TEMPO.CO, Jakarta - Bank Indonesia menilai turunnya nilai tukar mata uang rupiah, yang ditransaksikan antarbank di Jakarta sebesar tujuh poin menjadi Rp 9.197 per dolar Amerika Serikat kemarin, disebabkan imbas sentimen global yang dirasakan negara berkembang. Sehari sebelumnya, rupiah berada di posisi Rp 9.190 per dolar AS.
Direktur Riset Ekonomi dan Kebijakan Moneter Bank Indonesia Perry Warjiyo menyatakan beberapa sentimen global itu disebabkan bank sentral Australia (RBA) memangkas suku bunga 50 basis poin dan adanya beberapa data dari Amerika serta Selandia Baru yang memaparkan angka yang lebih baik.
“Sehingga sentimen global ke arah emerging market, termasuk Indonesia, lebih negatif. Sementara, di dalam negeri, kebutuhan valas terus meningkat karena permintaan domestik kuat, impor yang sangat tinggi," ucapnya, Jumat, 4 Mei 2012.
Rupiah juga tercatat melemah sepanjang kuartal pertama tahun ini.
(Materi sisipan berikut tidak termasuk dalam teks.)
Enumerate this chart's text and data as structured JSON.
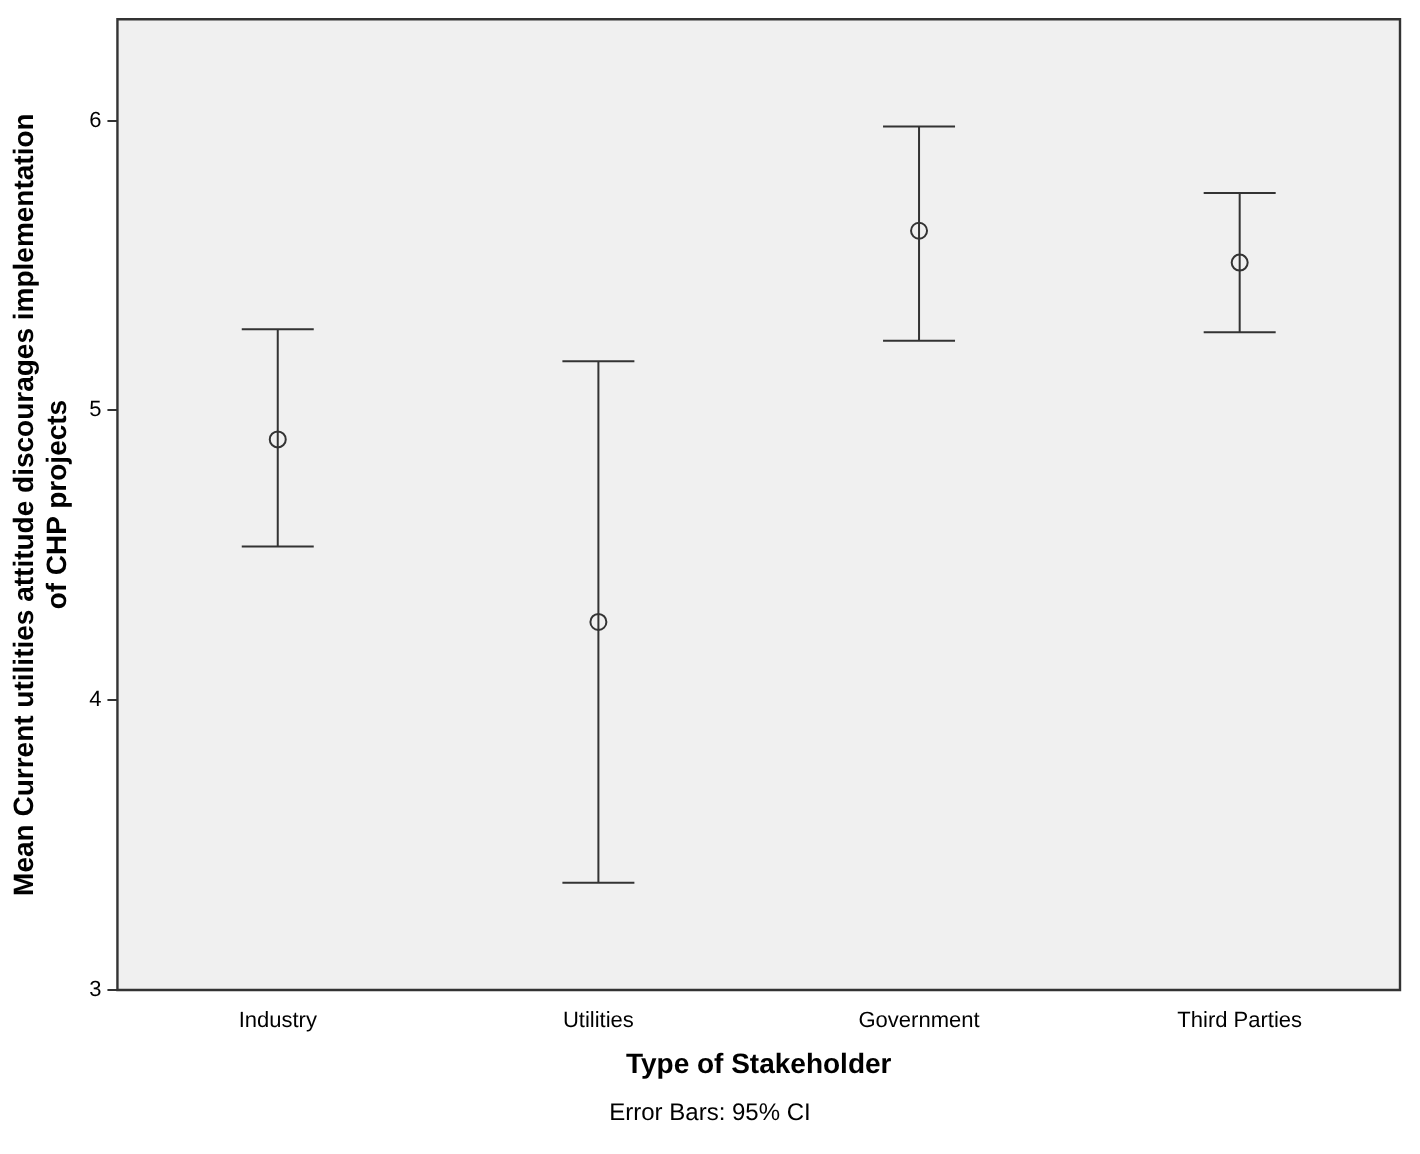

Rupiah secara point to point melemah sebesar 0,83 persen (qtq) ke level Rp 9.144 per dolar AS atau secara rata-rata melemah sebesar 0,83 persen (qtq) menjadi Rp 9.066 per dolar AS.
Meski begitu, Perry yakin rupiah bakal menguat. "Tren ke depan, rupiah bakal menguat," ujarnya.
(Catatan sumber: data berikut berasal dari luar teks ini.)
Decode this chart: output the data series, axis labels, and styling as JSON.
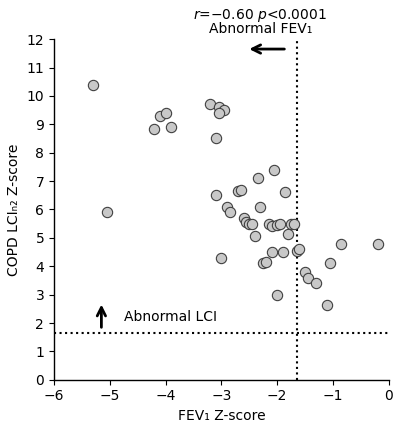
{
  "x_data": [
    -5.3,
    -5.05,
    -4.1,
    -4.0,
    -4.2,
    -3.9,
    -3.1,
    -3.2,
    -3.05,
    -2.95,
    -3.05,
    -2.9,
    -2.85,
    -3.1,
    -3.0,
    -2.7,
    -2.65,
    -2.6,
    -2.55,
    -2.5,
    -2.45,
    -2.4,
    -2.35,
    -2.3,
    -2.25,
    -2.2,
    -2.15,
    -2.1,
    -2.05,
    -2.0,
    -2.1,
    -2.0,
    -1.95,
    -1.9,
    -1.85,
    -1.8,
    -1.75,
    -1.7,
    -1.65,
    -1.6,
    -1.5,
    -1.45,
    -1.3,
    -1.1,
    -1.05,
    -0.85,
    -0.2
  ],
  "y_data": [
    10.4,
    5.9,
    9.3,
    9.4,
    8.85,
    8.9,
    8.5,
    9.7,
    9.6,
    9.5,
    9.4,
    6.1,
    5.9,
    6.5,
    4.3,
    6.65,
    6.7,
    5.7,
    5.55,
    5.5,
    5.5,
    5.05,
    7.1,
    6.1,
    4.1,
    4.15,
    5.5,
    5.4,
    7.4,
    3.0,
    4.5,
    5.45,
    5.5,
    4.5,
    6.6,
    5.15,
    5.5,
    5.5,
    4.55,
    4.6,
    3.8,
    3.6,
    3.4,
    2.65,
    4.1,
    4.8,
    4.8
  ],
  "scatter_color": "#c8c8c8",
  "scatter_edgecolor": "#404040",
  "scatter_size": 55,
  "xlim": [
    -6,
    0
  ],
  "ylim": [
    0,
    12
  ],
  "xticks": [
    -6,
    -5,
    -4,
    -3,
    -2,
    -1,
    0
  ],
  "yticks": [
    0,
    1,
    2,
    3,
    4,
    5,
    6,
    7,
    8,
    9,
    10,
    11,
    12
  ],
  "xlabel": "FEV₁ Z-score",
  "ylabel": "COPD LCIₙ₂ Z-score",
  "hline_y": 1.64,
  "vline_x": -1.645,
  "stats_italic": "r",
  "stats_text": "=−0.60 ",
  "stats_italic2": "p",
  "stats_text2": "<0.0001",
  "annotation_fev": "Abnormal FEV₁",
  "annotation_lci": "Abnormal LCI",
  "background_color": "#ffffff",
  "fontsize": 10
}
Dalam jangka panjang, rupiah diproyeksikan tetap positif seiring aliran investasi asing masuk (foreign direct investment) ke dalam negeri. "FDI masih strong. Kepercayaan investor asing terhadap ekonomi kita yang kuat,” tutur Perry.
Walaupun, menurut dia, untuk menutup seluruh kebutuhan valasnya tidak cukup sebab masih dibutuhkan aliran masuk portofolio. “Memang sudah masuk kembali, tapi tidak sebesar tahun lalu. Itu kenapa BI masih suplai kebutuhan valas. Meskipun intensitas dan frekuensinya sejak bulan lalu itu lebih rendah dibandingkan bulan-bulan sebelumnya," ucapnya.
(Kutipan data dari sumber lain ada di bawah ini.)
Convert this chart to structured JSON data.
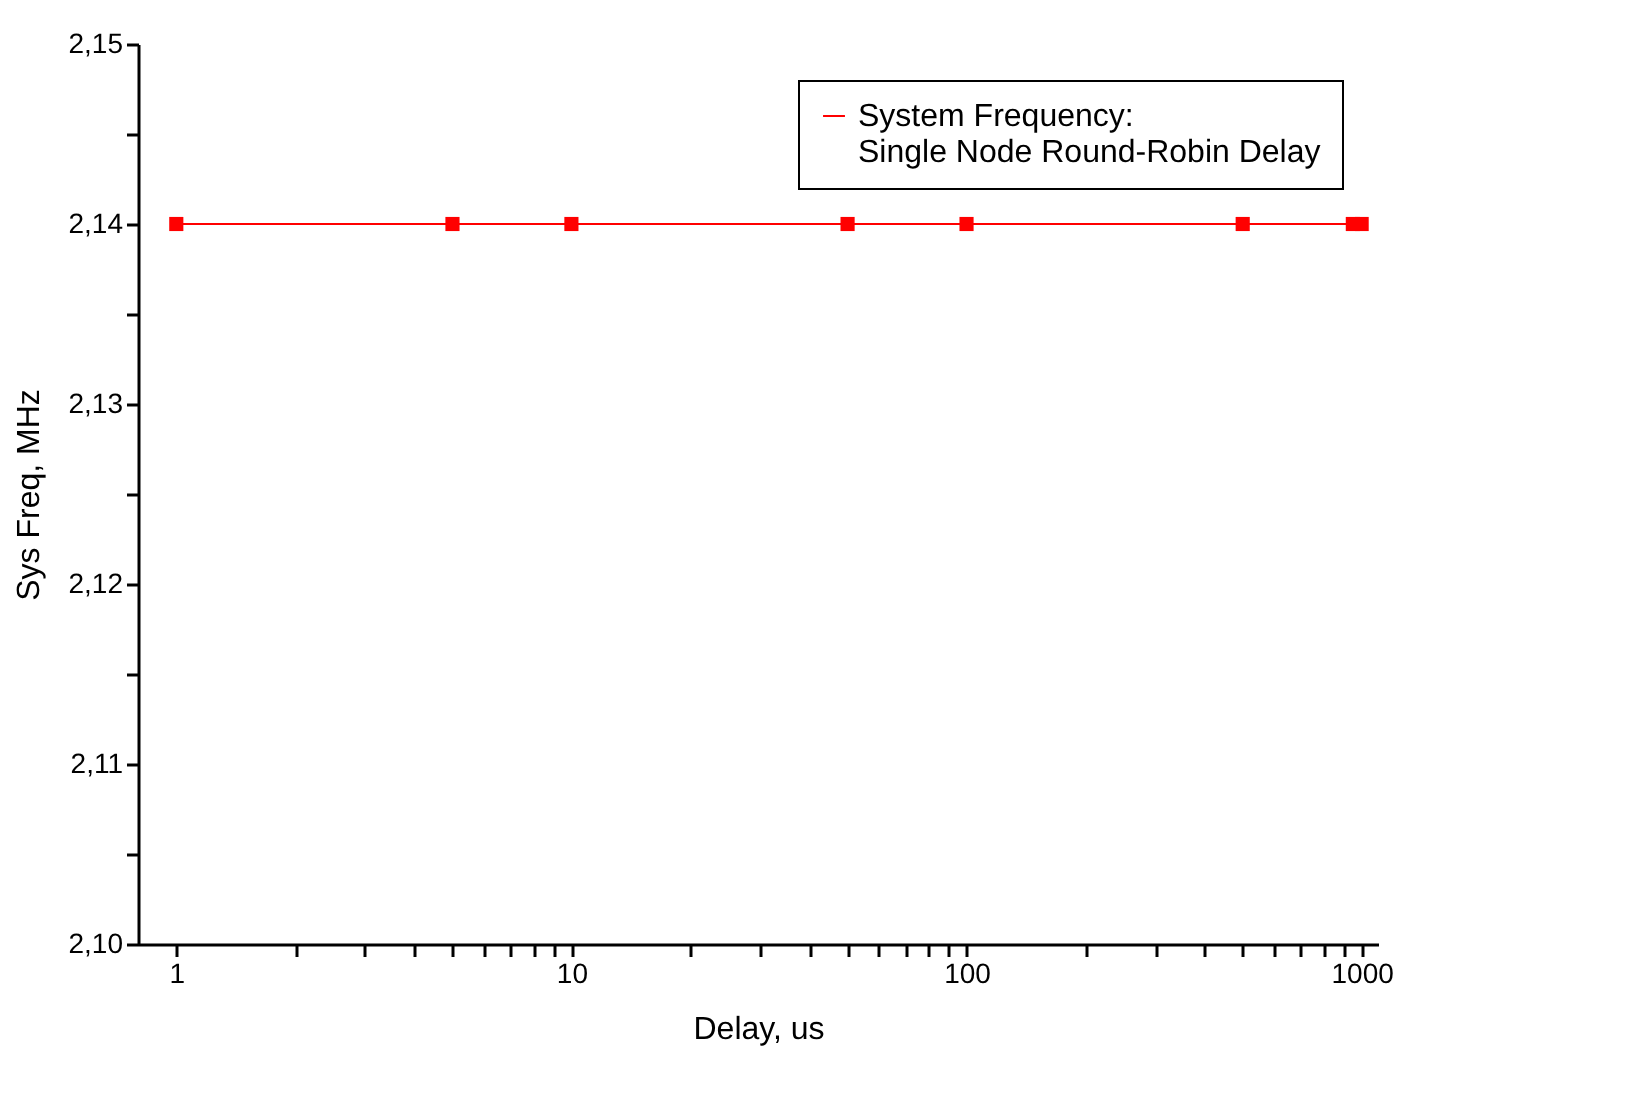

Menurut data Badan Koordinasi Penanaman Modal (BKPM), realisasi investasi pada triwulan 1 tahun ini tercatat sebesar Rp 71,2 triliun. Ini terdiri dari realisasi investasi penanaman modal dalam negeri sebesar Rp 19,7 triliun dan realisasi investasi penanaman modal asing sebesar Rp 51,5 triliun.
Jumlah ini meningkat 32,8 persen dibandingkan periode yang sama tahun sebelumnya. Sementara itu, menurut data BI, portofolio pada triwulan 1 2012 mencapai US$ 1,6 miliar.
"Keyakinan saya, portofolio akan tetap masuk, menambah suplai valas dan membuat apresiasi rupiah," ujarnya. Meski begitu, ia mengakui, kondisi eksternal yakni ekonomi global dan kondisi internal yakni ekspektasi inflasi akibat ketidakjelasan kebijakan penghematan subsidi BBM bakal mempengaruhi pasar.
Aliran masuk investasi asing tampak dari peningkatan cadangan devisa Indonesia. Jika pada Maret 2012 cadangan devisa berada di level US$ 110,5 miliar, pada April 2012, jumlahnya meningkat US$ 4,9 miliar menjadi US$ 114,9 miliar.